Delta Airlines Actually Makes Flying More Difficult With Newest Customer Service Decision

Delta Airlines is driving customers away in droves with its new customer service feature. The "new phone platform" was meant to "automatically equip our agents with even more details about your travel, so they can address your questions efficiently and get you on your way," the company announced back in July. A few months later, the results have not been well received.

The new customer service features Delta announced so proudly essentially boil down to an automated phone line, according to a report by ZDNet. Callers are redirected between various pre-recorded menus and given no option to speak with a real-live person for at least a few passes. The outlet wrote that the service can quickly "discourage [you] from believing you'll ever get to talk to a human being," while the automated messages themselves rarely give adequate answers to specific problems.

The customers raising the most complaints about this system are Delta's SkyMiles Medallion Members — frequent flyers who are already invested in Delta's customer loyalty programs. They reportedly say that the system's reluctance to hand them over to a customer service agent can be costly when they have timely issues with an impending flight.

One of the main reasons Delta has employed this new system is undoubtedly because it is cheaper than hiring real phone operators, but the company has the money to do more. According to a report by CNBC, Delta Airlines actually reported a profit in the third quarter of 2021 — a stunning turnaround with the COVID-19 pandemic still going on. Meanwhile, the company has had minimal staffing issues over its coronavirus vaccine mandate, and it told shareholders it believes operations will return to pre-pandemic levels sometime in 2022.

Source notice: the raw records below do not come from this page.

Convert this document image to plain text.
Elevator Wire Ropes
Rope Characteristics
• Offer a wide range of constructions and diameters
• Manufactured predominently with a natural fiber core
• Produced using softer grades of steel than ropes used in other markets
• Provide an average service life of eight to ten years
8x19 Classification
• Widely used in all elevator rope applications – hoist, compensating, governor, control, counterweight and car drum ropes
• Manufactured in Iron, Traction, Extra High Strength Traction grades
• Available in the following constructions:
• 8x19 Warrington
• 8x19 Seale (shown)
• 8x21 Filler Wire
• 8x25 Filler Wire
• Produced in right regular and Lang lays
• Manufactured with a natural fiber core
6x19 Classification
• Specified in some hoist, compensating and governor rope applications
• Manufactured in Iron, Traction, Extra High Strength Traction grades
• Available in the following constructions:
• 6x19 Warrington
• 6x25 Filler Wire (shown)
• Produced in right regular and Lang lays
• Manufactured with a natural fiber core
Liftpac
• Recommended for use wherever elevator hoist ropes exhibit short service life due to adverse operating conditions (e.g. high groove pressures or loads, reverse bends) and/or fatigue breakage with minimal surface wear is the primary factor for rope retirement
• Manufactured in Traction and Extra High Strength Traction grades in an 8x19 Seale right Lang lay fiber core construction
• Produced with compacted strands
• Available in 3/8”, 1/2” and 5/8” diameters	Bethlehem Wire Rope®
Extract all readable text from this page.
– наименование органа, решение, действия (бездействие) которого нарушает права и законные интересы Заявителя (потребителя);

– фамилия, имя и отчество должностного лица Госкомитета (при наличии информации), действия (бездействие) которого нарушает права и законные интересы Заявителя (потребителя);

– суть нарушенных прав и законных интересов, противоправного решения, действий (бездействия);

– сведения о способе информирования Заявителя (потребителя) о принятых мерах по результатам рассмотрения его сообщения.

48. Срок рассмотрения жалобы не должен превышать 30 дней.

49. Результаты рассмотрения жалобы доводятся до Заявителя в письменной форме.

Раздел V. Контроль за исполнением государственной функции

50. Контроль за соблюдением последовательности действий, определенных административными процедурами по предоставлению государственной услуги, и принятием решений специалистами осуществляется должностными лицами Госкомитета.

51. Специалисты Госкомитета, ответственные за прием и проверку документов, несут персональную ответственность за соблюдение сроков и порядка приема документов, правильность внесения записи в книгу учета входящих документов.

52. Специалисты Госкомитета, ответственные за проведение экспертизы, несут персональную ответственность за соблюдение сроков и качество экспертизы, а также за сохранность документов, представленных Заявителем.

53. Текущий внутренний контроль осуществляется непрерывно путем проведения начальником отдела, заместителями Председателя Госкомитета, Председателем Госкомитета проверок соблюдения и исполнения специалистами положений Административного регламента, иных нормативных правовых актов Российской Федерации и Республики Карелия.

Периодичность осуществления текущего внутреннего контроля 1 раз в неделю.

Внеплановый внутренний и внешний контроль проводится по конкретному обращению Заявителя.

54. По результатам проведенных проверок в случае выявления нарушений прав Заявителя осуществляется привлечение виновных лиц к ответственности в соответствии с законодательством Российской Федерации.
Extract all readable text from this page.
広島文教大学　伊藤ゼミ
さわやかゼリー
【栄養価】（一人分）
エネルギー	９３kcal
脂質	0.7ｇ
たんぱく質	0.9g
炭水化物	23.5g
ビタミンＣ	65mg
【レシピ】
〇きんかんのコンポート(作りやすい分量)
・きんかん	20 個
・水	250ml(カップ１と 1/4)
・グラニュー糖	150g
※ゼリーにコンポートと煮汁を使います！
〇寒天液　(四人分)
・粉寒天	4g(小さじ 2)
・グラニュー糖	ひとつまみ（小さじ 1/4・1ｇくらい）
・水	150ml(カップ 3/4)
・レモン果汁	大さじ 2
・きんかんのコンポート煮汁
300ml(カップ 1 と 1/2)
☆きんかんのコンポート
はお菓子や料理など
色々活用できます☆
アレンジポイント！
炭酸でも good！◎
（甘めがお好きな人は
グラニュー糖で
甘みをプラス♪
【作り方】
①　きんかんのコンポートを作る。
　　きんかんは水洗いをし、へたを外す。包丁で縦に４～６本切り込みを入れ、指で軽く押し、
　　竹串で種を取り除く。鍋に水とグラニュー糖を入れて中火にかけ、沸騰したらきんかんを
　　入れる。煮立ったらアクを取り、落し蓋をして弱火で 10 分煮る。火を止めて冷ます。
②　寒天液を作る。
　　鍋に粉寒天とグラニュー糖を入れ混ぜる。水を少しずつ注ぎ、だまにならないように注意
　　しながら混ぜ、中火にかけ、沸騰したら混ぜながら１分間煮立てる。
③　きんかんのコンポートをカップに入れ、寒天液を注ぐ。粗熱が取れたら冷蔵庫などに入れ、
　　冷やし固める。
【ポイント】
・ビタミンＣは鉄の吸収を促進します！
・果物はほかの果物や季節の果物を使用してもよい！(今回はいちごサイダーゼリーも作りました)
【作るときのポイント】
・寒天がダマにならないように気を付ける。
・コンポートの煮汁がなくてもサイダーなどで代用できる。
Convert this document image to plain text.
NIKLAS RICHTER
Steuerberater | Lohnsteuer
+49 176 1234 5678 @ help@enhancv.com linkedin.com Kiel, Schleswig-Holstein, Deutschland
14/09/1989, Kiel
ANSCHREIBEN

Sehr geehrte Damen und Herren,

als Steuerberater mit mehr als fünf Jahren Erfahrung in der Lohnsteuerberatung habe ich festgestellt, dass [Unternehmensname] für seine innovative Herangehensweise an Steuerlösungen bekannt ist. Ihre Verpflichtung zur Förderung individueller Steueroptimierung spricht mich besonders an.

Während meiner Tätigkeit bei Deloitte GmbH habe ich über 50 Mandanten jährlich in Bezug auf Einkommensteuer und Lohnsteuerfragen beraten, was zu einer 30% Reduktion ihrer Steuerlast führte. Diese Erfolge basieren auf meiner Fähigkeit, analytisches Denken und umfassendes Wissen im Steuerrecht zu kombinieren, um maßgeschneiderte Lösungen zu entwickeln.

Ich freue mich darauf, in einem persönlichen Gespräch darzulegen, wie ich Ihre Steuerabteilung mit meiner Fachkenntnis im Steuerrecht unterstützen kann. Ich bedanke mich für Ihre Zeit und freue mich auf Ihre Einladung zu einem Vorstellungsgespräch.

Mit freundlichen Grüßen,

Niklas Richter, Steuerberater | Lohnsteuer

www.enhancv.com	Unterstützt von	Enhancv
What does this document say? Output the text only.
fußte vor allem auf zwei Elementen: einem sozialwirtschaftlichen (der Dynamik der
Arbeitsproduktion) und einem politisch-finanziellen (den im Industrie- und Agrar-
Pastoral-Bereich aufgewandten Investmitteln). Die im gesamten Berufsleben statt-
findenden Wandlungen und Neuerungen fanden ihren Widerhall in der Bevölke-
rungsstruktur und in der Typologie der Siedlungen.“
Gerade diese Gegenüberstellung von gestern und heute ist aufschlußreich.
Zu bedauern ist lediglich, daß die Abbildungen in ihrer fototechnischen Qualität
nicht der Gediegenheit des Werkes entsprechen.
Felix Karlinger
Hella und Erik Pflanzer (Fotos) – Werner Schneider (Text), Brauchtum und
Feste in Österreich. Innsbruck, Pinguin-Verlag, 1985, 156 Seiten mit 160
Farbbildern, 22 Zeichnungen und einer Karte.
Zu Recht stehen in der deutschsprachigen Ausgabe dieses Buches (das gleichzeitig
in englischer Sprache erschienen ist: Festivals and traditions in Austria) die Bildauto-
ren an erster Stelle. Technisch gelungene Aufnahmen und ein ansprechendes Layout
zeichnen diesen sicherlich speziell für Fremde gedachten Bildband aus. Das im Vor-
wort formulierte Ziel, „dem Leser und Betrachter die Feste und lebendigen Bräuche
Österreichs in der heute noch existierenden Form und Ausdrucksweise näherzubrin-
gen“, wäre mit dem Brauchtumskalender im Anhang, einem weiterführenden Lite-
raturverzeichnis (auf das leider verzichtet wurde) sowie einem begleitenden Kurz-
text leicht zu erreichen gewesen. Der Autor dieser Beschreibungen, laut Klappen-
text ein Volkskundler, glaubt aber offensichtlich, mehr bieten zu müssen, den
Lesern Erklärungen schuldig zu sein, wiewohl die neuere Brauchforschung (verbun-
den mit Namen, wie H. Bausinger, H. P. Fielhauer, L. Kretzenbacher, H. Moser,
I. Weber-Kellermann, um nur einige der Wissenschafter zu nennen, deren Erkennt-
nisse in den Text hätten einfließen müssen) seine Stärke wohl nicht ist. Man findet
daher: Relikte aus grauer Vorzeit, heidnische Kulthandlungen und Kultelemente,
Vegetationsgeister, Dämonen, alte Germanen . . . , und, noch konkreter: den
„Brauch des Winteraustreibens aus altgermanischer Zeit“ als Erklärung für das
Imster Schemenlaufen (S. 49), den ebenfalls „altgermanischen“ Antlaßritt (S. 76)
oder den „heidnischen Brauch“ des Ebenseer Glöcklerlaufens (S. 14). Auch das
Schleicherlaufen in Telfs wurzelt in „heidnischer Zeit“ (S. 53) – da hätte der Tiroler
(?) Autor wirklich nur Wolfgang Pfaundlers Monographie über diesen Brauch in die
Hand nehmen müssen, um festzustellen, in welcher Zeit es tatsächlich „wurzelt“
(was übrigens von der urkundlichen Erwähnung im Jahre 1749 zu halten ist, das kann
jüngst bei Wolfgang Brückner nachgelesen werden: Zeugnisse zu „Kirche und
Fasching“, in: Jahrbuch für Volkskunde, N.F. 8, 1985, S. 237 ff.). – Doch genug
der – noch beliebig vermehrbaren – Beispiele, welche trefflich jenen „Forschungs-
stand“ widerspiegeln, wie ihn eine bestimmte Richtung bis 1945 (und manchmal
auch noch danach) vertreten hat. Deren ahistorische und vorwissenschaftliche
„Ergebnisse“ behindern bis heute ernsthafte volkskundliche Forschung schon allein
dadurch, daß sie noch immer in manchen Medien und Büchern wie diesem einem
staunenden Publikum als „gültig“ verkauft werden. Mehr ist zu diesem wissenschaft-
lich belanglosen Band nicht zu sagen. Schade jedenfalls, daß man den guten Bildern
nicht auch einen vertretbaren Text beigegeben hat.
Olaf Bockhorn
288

Delta told ZDNet that the complaints about its new phone system are the outliers, and they appear louder than the satisfied customers on review boards and social media. The company announced that it has hired 8,000 new employees recently, and according to travel reporter Kyle Potter, at least 1,500 of those are "reservation agents." The company also admitted it may need to hire more such agents.

Industry insiders and economists are considering several other factors in this equation as well — from the surge of labor strikes and other actions around the country to the restrictions on international travel, and so on. At the time of this writing, the wait time to speak to a Delta customer service representative on the phone is reportedly about 6 hours.